Students are once again set to protest, as the government make further education cuts.
The coalition are set to scrap the Education Maintenance Allowance, which was set up by labour in order to encourage young people from deprived backgrounds to continue in education after the age of 16.
The scheme reportedly costs £560m a year and the government want it scrapped.
Walkouts and protests are planned all over England today, in a bid to make to the government understand how important this allowance is.
“It’s money that I can’t do without,” said student Lorenzo Brown. “It’s for transport and for books and it’s vital for me, absolutely vital.”
It is predicted that if the allowance was taken away, many students would simply drop out of school. Dudley college in the West Midlands currently has 2,500 students, 80% of which are receiving EMA. Many of these are at the higher rate of £30 a week.
College principal Lowell Williams said “Our biggest fear is that young people will be forced into making the wrong choice at the age of 16,”
“It could be that they decide to stop attending college or they opt to take a job with no training.

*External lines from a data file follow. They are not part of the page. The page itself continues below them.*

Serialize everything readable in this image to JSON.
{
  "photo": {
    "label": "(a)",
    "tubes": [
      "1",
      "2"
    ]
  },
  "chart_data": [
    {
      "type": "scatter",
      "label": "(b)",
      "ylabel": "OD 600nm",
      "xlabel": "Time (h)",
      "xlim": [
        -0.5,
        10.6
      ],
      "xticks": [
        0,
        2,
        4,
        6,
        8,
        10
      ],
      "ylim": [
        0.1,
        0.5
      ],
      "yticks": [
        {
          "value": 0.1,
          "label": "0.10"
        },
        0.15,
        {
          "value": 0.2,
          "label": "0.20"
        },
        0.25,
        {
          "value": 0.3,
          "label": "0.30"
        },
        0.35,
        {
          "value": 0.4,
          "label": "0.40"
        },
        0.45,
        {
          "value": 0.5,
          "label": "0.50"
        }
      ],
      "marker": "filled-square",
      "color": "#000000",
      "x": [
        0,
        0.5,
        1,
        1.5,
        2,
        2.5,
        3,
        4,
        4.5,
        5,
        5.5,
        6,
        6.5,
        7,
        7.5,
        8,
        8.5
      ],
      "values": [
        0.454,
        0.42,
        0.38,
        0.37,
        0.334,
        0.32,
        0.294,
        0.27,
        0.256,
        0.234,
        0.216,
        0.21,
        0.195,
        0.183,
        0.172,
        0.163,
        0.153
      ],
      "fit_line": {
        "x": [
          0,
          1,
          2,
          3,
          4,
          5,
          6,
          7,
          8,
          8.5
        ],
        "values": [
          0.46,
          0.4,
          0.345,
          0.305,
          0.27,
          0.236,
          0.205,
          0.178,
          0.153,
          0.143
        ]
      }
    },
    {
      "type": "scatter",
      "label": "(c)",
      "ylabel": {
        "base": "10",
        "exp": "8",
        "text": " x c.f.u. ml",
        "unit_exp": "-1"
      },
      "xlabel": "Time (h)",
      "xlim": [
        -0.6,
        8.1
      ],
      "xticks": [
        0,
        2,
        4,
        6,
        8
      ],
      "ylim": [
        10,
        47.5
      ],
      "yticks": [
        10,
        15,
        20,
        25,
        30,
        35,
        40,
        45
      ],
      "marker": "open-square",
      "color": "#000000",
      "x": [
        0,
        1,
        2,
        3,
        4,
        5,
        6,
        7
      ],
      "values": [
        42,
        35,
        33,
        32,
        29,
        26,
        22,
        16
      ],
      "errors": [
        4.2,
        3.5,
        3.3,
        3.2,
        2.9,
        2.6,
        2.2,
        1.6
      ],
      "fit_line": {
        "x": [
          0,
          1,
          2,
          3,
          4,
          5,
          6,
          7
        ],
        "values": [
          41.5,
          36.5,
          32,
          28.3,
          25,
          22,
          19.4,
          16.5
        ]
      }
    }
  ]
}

It’s a big, big worry for colleges up and down the country.”
It has been shown that EMA is highly successful in keeping students in colleges and also improving the level of education they receive.
George Owers, a university student who received the EMA when during his A-levels pointed out that “It means that you can spend more time studying and less time doing part-time jobs,”
However there are many pressure groups that are backing the government’s decision, calling the allowance “hugely expensive” and “wasteful”.